For the trial, the partners purchased 90M tonnes of HVO biofuel, with a mixing rate of 15% HVO and 85% low sulphur marine gas oil (MGO), Maersk Supply Service said.
The HVO was able to cover two separate six-week trips, according to the statement, and saved 38.95M tonnes of CO₂.
“For now, it is very much a test, as biofuel is still an expensive alternative to standard marine gas oil. Still, it has given us valuable insight into how this can reduce our emissions further,” Maersk Supply Service managing director for Canada Chris Tibbo said.
In advance of the launch, Maersk Supply Service said it made some technical modifications to improve the Maersk Tender’s fuel efficiency and further reduce the vessel’s carbon footprint.
Modifications included retrofitting each of the ship’s four thrusters with frequency drives and fitting frequency drives on all engine room fans.
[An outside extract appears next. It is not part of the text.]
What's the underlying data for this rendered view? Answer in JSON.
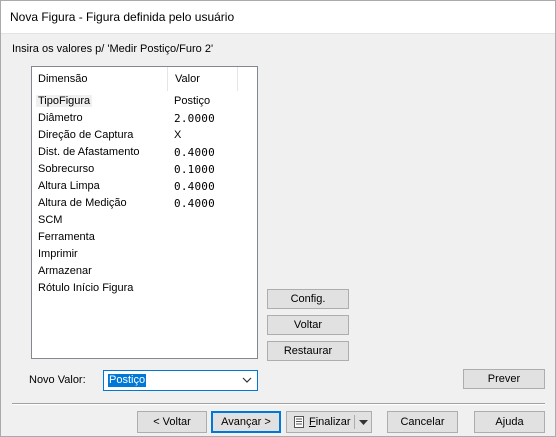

The promising results from the trial could pave the way for similar upgrades to be carried out on more Maersk Supply Service’s T-Class vessels, the statement said.
“It is a substantial investment that we have placed in these energy upgrades,” Tibbo said.
“As a responsible company, we need to do what we can to reduce our emissions whilst also remaining attractive for our customers.”
Maersk Supply Service, which is part of the Danish integrated shipping company Maersk, has set a target to reduce the carbon intensity of its fleet by 50% by 2030 and to be carbon neutral by 2050.
With 2018 as the baseline, the company said it had so far seen a 13% reduction through its effort to improve energy efficiency.
According to its website, Maersk Supply Service has a fleet of 44 vessels.